Do U.S. citizens living abroad still have to file U.S. taxes? Yes — the U.S. taxes citizens and green card holders on worldwide income regardless of where they live, so an annual federal return is still required even if all income is earned and taxed abroad. Tools like the Foreign Earned Income Exclusion and foreign tax credit reduce double taxation but don't eliminate the filing obligation itself.

Article Summary

  • The U.S. is one of a small number of countries that taxes based on citizenship rather than residency, meaning moving abroad doesn't end the annual filing requirement the way it would for citizens of most other countries.
  • The Foreign Earned Income Exclusion and the foreign tax credit serve different purposes and can sometimes be combined strategically, but picking the wrong one, or picking one at all when the other fits better, can mean paying more tax than necessary.
  • Many U.S. expats living in countries with a tax treaty or high local tax rates end up owing little or no additional U.S. tax after credits and exclusions — but 'owing nothing' and 'not required to file' are two very different things, and only one of them is true.

"In this world nothing can be said to be certain, except death and taxes."

Benjamin Franklin

Ask a new expat what surprised them most about moving abroad and, somewhere between the utility bills and the different grocery store layout, taxes usually come up.
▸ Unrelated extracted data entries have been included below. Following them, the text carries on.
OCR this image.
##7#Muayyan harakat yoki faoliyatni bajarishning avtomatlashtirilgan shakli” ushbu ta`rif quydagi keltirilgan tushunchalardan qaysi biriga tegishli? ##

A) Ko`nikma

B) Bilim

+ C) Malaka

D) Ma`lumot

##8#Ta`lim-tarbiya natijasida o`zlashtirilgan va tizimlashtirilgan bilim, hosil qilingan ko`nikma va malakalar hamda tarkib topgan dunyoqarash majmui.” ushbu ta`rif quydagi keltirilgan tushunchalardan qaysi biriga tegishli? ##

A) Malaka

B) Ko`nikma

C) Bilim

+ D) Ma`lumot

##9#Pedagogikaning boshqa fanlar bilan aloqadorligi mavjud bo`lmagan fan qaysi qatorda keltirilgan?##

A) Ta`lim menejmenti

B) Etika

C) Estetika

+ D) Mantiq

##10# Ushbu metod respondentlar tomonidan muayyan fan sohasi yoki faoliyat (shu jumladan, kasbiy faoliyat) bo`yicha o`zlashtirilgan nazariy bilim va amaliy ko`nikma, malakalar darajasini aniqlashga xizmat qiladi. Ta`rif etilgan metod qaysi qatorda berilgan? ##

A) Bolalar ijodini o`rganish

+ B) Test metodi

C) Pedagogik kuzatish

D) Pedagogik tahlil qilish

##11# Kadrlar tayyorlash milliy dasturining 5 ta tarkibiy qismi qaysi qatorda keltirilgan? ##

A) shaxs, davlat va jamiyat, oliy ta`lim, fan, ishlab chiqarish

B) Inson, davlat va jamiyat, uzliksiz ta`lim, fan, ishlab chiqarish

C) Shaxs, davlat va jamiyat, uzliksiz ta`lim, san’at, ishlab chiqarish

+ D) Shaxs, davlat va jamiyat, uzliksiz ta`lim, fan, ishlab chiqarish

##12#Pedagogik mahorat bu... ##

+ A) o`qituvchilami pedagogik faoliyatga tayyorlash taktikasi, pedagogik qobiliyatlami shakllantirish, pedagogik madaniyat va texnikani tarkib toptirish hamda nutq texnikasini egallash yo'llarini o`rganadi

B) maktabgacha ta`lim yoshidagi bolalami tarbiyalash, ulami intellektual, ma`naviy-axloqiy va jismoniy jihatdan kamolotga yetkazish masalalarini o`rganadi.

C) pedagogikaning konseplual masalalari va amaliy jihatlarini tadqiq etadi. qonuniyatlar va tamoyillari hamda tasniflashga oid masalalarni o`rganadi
Not the local kind — the American kind, the one that quietly keeps sending a filing obligation across the ocean every April no matter how long it's been since the last time you touched U.S. soil. It feels almost like a rule that should have an expiration date, but it doesn't. Citizenship, not location, is what triggers the obligation, and understanding that single distinction early tends to save expats from the anxious scramble that happens when they finally realize the IRS never actually left the conversation.

Citizenship-Based Taxation, Explained Simply

Most countries tax based on residency: live there, get taxed there; leave, and the obligation generally ends. The United States is a notable exception, taxing citizens and green card holders on worldwide income regardless of where they live, work, or hold a bank account. This means an American who has lived in another country for a decade, pays taxes there, and has no U.S.-based income still files an annual U.S. federal return reporting that foreign income. It sounds redundant, and in practice it often results in owing little or nothing additional to the U.S. after credits and exclusions are applied — but the filing requirement itself doesn't go away just because the actual tax bill does. This single structural fact is the root of nearly every other expat tax question, from FATCA bank reporting to why some expats eventually consider renouncing citizenship over the ongoing compliance burden.
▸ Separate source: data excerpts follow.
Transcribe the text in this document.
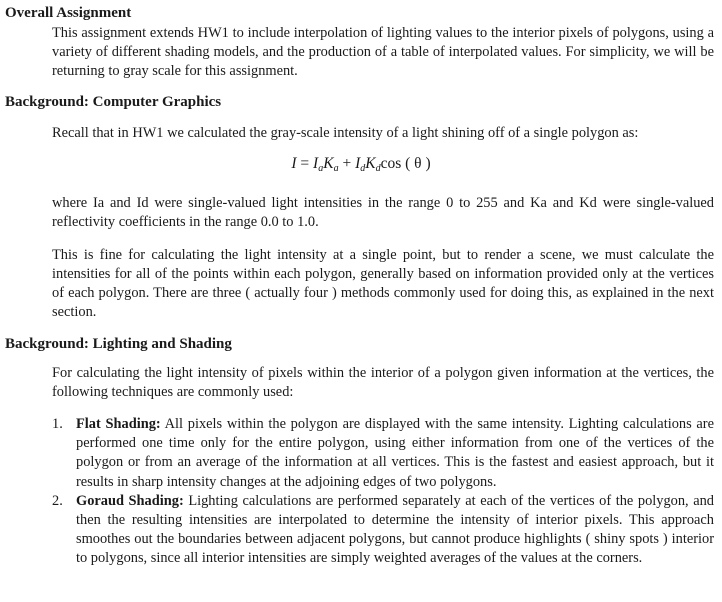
Overall Assignment

This assignment extends HW1 to include interpolation of lighting values to the interior pixels of polygons, using a variety of different shading models, and the production of a table of interpolated values. For simplicity, we will be returning to gray scale for this assignment.

Background: Computer Graphics

Recall that in HW1 we calculated the gray-scale intensity of a light shining off of a single polygon as:

$I = I_aK_a + I_dK_d\cos$ ( θ )

where Ia and Id were single-valued light intensities in the range 0 to 255 and Ka and Kd were single-valued reflectivity coefficients in the range 0.0 to 1.0.

This is fine for calculating the light intensity at a single point, but to render a scene, we must calculate the intensities for all of the points within each polygon, generally based on information provided only at the vertices of each polygon. There are three ( actually four ) methods commonly used for doing this, as explained in the next section.

Background: Lighting and Shading

For calculating the light intensity of pixels within the interior of a polygon given information at the vertices, the following techniques are commonly used:

1. Flat Shading: All pixels within the polygon are displayed with the same intensity. Lighting calculations are performed one time only for the entire polygon, using either information from one of the vertices of the polygon or from an average of the information at all vertices. This is the fastest and easiest approach, but it results in sharp intensity changes at the adjoining edges of two polygons.
2. Goraud Shading: Lighting calculations are performed separately at each of the vertices of the polygon, and then the resulting intensities are interpolated to determine the intensity of interior pixels. This approach smoothes out the boundaries between adjacent polygons, but cannot produce highlights ( shiny spots ) interior to polygons, since all interior intensities are simply weighted averages of the values at the corners.
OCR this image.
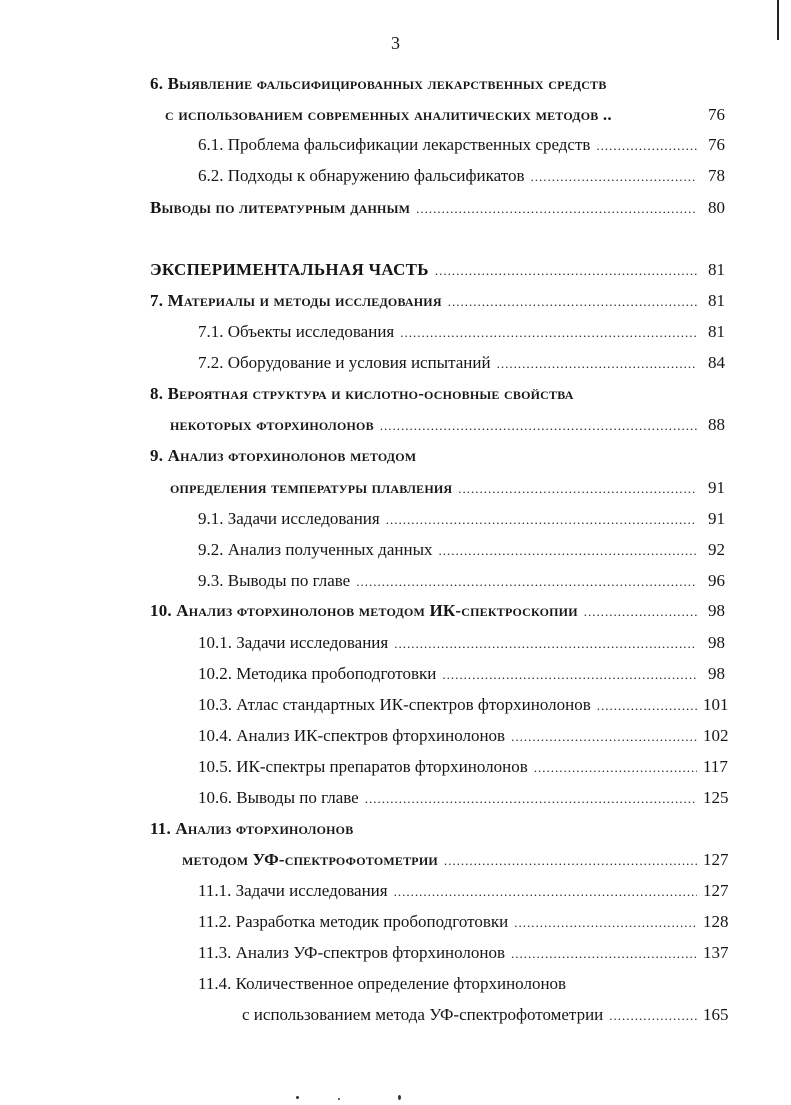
3
6. Выявление фальсифицированных лекарственных средств
с использованием современных аналитических методов ..	76
6.1. Проблема фальсификации лекарственных средств .....	76
6.2. Подходы к обнаружению фальсификатов .....	78
Выводы по литературным данным .....	80
ЭКСПЕРИМЕНТАЛЬНАЯ ЧАСТЬ .....	81
7. Материалы и методы исследования .....	81
7.1. Объекты исследования .....	81
7.2. Оборудование и условия испытаний .....	84
8. Вероятная структура и кислотно-основные свойства
некоторых фторхинолонов .....	88
9. Анализ фторхинолонов методом
определения температуры плавления .....	91
9.1. Задачи исследования .....	91
9.2. Анализ полученных данных .....	92
9.3. Выводы по главе .....	96
10. Анализ фторхинолонов методом ИК-спектроскопии .....	98
10.1. Задачи исследования .....	98
10.2. Методика пробоподготовки .....	98
10.3. Атлас стандартных ИК-спектров фторхинолонов .....	101
10.4. Анализ ИК-спектров фторхинолонов .....	102
10.5. ИК-спектры препаратов фторхинолонов .....	117
10.6. Выводы по главе .....	125
11. Анализ фторхинолонов
методом УФ-спектрофотометрии .....	127
11.1. Задачи исследования .....	127
11.2. Разработка методик пробоподготовки .....	128
11.3. Анализ УФ-спектров фторхинолонов .....	137
11.4. Количественное определение фторхинолонов
с использованием метода УФ-спектрофотометрии .....	165
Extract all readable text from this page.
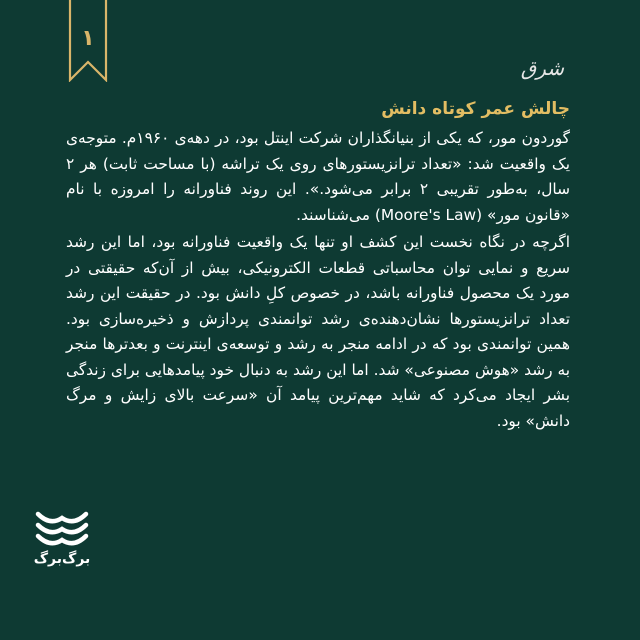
۱
شرق
چالش عمر کوتاه دانش

گوردون مور، که یکی از بنیانگذاران شرکت اینتل بود، در دهه‌ی ۱۹۶۰م. متوجه‌ی یک واقعیت شد: «تعداد ترانزیستورهای روی یک تراشه (با مساحت ثابت) هر ۲ سال، به‌طور تقریبی ۲ برابر می‌شود.». این روند فناورانه را امروزه با نام «قانون مور» (Moore's Law) می‌شناسند.

اگرچه در نگاه نخست این کشف او تنها یک واقعیت فناورانه بود، اما این رشد سریع و نمایی توان محاسباتی قطعات الکترونیکی، بیش از آن‌که حقیقتی در مورد یک محصول فناورانه باشد، در خصوص کلِ دانش بود. در حقیقت این رشد تعداد ترانزیستورها نشان‌دهنده‌ی رشد توانمندی پردازش و ذخیره‌سازی بود. همین توانمندی بود که در ادامه منجر به رشد و توسعه‌ی اینترنت و بعدترها منجر به رشد «هوش مصنوعی» شد. اما این رشد به دنبال خود پیامدهایی برای زندگی بشر ایجاد می‌کرد که شاید مهم‌ترین پیامد آن «سرعت بالای زایش و مرگ دانش» بود.

برگ‌برگ
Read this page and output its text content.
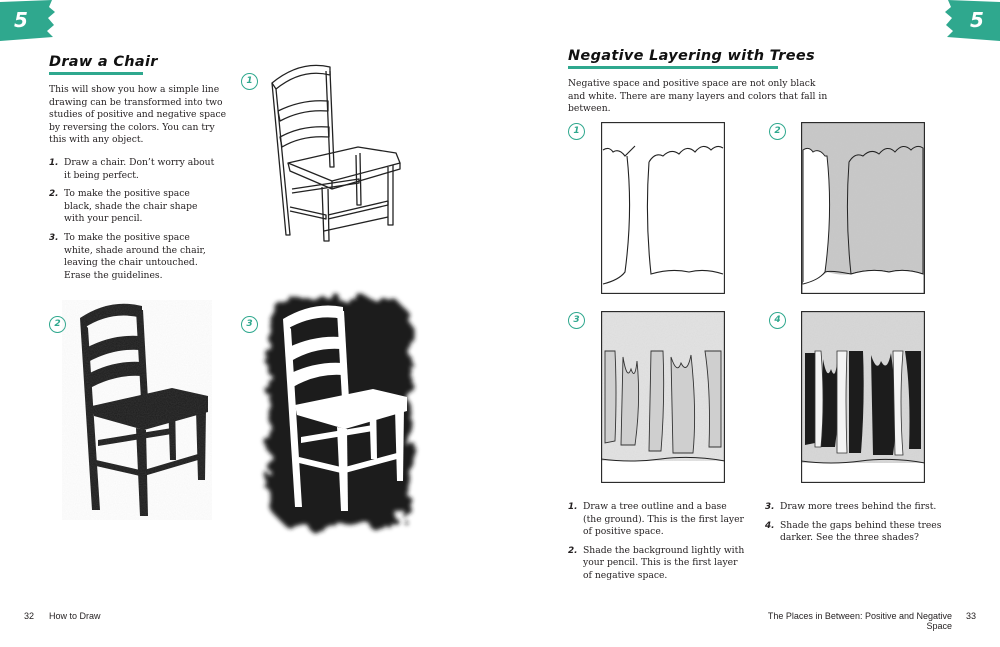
5	5
Draw a Chair

This will show you how a simple line drawing can be transformed into two studies of positive and negative space by reversing the colors. You can try this with any object.

1. Draw a chair. Don’t worry about it being perfect.
2. To make the positive space black, shade the chair shape with your pencil.
3. To make the positive space white, shade around the chair, leaving the chair untouched. Erase the guidelines.
1
2	3
Negative Layering with Trees

Negative space and positive space are not only black and white. There are many layers and colors that fall in between.

1	2
3	4
1. Draw a tree outline and a base (the ground). This is the first layer of positive space.
2. Shade the background lightly with your pencil. This is the first layer of negative space.
3. Draw more trees behind the first.
4. Shade the gaps behind these trees darker. See the three shades?
32 How to Draw	The Places in Between: Positive and Negative Space
33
The Two Main Tools Against Double Taxation

The Foreign Earned Income Exclusion allows qualifying expats to exclude a portion of foreign-earned wages or self-employment income from U.S. income tax, provided they meet either a physical presence test based on time spent outside the U.S., or a bona fide residence test based on establishing genuine residency abroad. The foreign tax credit works differently: it allows a dollar-for-dollar credit against U.S. tax for income taxes already paid to a foreign government, which tends to be more valuable in higher-tax countries where the foreign tax paid may exceed what would be owed to the U.S. anyway. Expats can't always use both on the same income in the same way, and the better choice depends heavily on the local tax rate, the type of income involved, and longer-term goals like continuing to contribute to U.S. retirement accounts, which generally requires some taxable earned income rather than fully excluded income. This is a genuinely fact-specific decision, which is why cross-border tax preparers exist as a distinct specialty rather than a subset of general tax preparation.

Filing Requirements Beyond the Basic Return

Expats often owe more than just the standard federal return. Foreign bank and investment accounts above certain thresholds may trigger separate FBAR and FATCA reporting requirements, each with its own penalty structure for non-compliance that's unrelated to whether any tax is actually owed. Self-employed expats generally still owe self-employment tax even on income excluded from income tax under the Foreign Earned Income Exclusion, since that exclusion applies to income tax specifically. Expats holding foreign mutual funds or pooled investment vehicles can also run into complex reporting rules around passive foreign investment companies, which is one of the more commonly overlooked and punitive corners of expat tax law. None of this is meant to be alarming so much as a reminder that expat tax compliance is broader than a single form, and the penalties for missing lesser-known filings are sometimes steeper than the penalties for underpaying tax itself.

A Starting Framework for New Expats

If you're new to living abroad, start with three questions: Am I still filing an annual U.S. return regardless of whether I expect to owe anything? Have I determined whether the Foreign Earned Income Exclusion, the foreign tax credit, or some combination fits my specific income and country situation? And do I hold foreign accounts or investments large enough to trigger separate reporting obligations like FBAR or FATCA? Getting a qualified cross-border tax preparer involved for at least the first year abroad is generally worth the cost, both to get the initial elections right and to understand which ongoing obligations apply specifically to your situation rather than expat tax rules in general.